R/emuR-convert_TextGridCollection.R

Defines functions convert_TextGridCollection

Documented in convert_TextGridCollection

##' Convert a TextGridCollection (e.g. .wav & .TextGrid files) to emuDB
##' 
##' Converts a TextGridCollection to an emuDB by searching a given directory for .wav & .TextGrid files (default
##' extensions) with the same base name. First, the function generates a file pair list 
##' containing paths to files with the same base
##' name. It then generates an emuDB DBconfig based on the first TextGrid in this list which specifies 
##' the allowed level names and types in the new emuDB. After this it converts all file pairs to the new format,
##' checking whether they comply to the newly generated database configuration. For 
##' more information on the emuDB format see \code{vignette{emuDB}}.
##' Note that since Praat TextGrids do not permit explicit hierarchical structures, the created emuDB does not contain
##' any links or link definitions. You can however use the \code{\link{autobuild_linkFromTimes}} function after the conversion process
##' to automatically build a hierarchal structure.
##' 
##' @param dir path to directory containing the TextGridCollection (nested directory structures are permitted as the 
##' function recursively searches through directories, generating the session names from dir. structure)
##' @param dbName name given to the new emuDB
##' @param targetDir directory where to save the new emuDB
##' @param tgExt extension of TextGrid files (default=TextGrid, meaning file names of the form baseName.TextGrid)
##' @param audioExt extension of audio files (default=wav, meaning file names of the form baseName.wav)
##' @param tierNames character vector containing names of tiers to extract and convert.
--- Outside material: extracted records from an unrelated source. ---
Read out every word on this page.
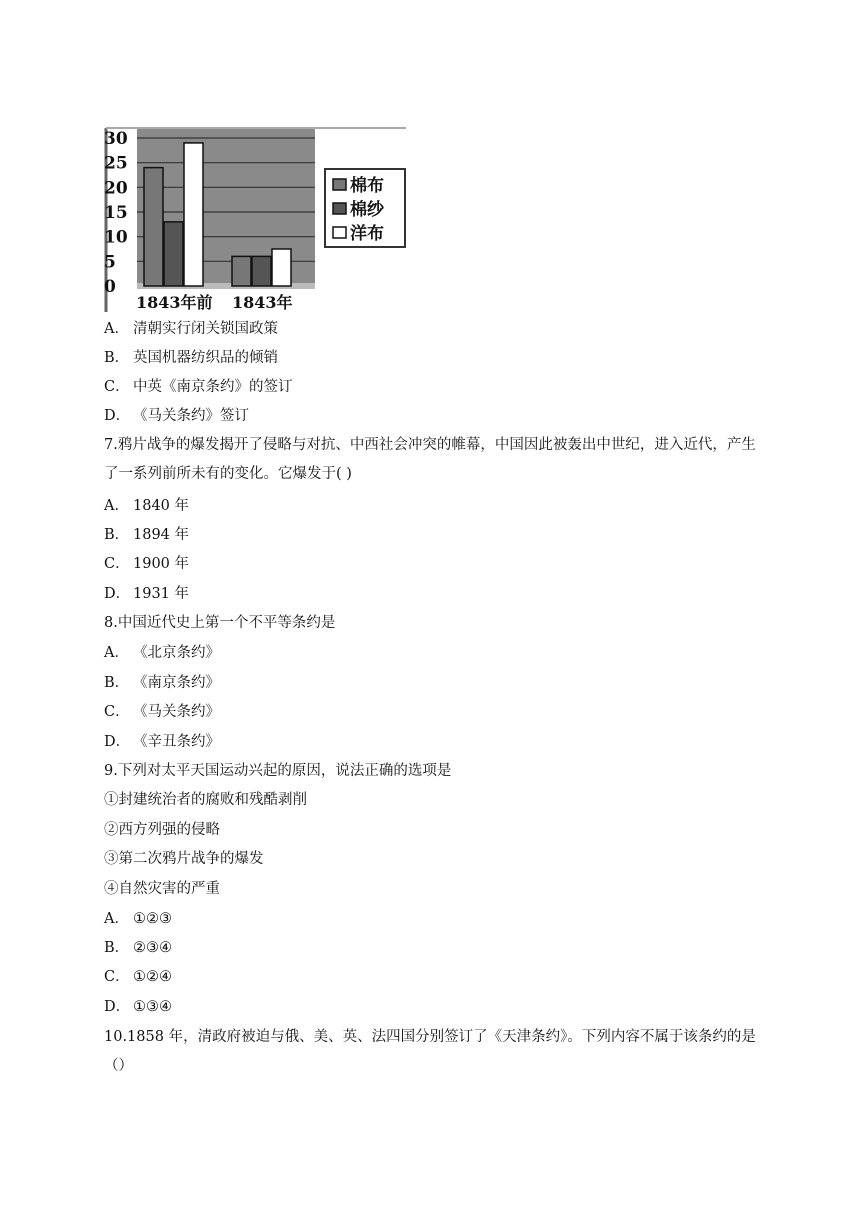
30
25
20
15
10
5
0
1843年前 1843年
棉布
棉纱
洋布
A． 清朝实行闭关锁国政策
B． 英国机器纺织品的倾销
C． 中英《南京条约》的签订
D． 《马关条约》签订
7.鸦片战争的爆发揭开了侵略与对抗、中西社会冲突的帷幕，中国因此被轰出中世纪，进入近代，产生了一系列前所未有的变化。它爆发于( )
A． 1840 年
B． 1894 年
C． 1900 年
D． 1931 年
8.中国近代史上第一个不平等条约是
A． 《北京条约》
B． 《南京条约》
C． 《马关条约》
D． 《辛丑条约》
9.下列对太平天国运动兴起的原因，说法正确的选项是
①封建统治者的腐败和残酷剥削
②西方列强的侵略
③第二次鸦片战争的爆发
④自然灾害的严重
A． ①②③
B． ②③④
C． ①②④
D． ①③④
10.1858 年，清政府被迫与俄、美、英、法四国分别签订了《天津条约》。下列内容不属于该条约的是（）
If NULL (the default) all
##' tiers are converted.
##' @param verbose display infos & show progress bar
##' @export
##' @import tools
##' @importFrom rlang .data
##' @return NULL
##' @examples 
##' \dontrun{
##' 
##' ##########################################################
##' # prerequisite: directory containing .wav & .TextGrid files
##' # (see \code{?create_emuRdemoData} how to create demo data)
##' 
##' # convert TextGridCollection and store 
##' # new emuDB in folder provided by tempdir()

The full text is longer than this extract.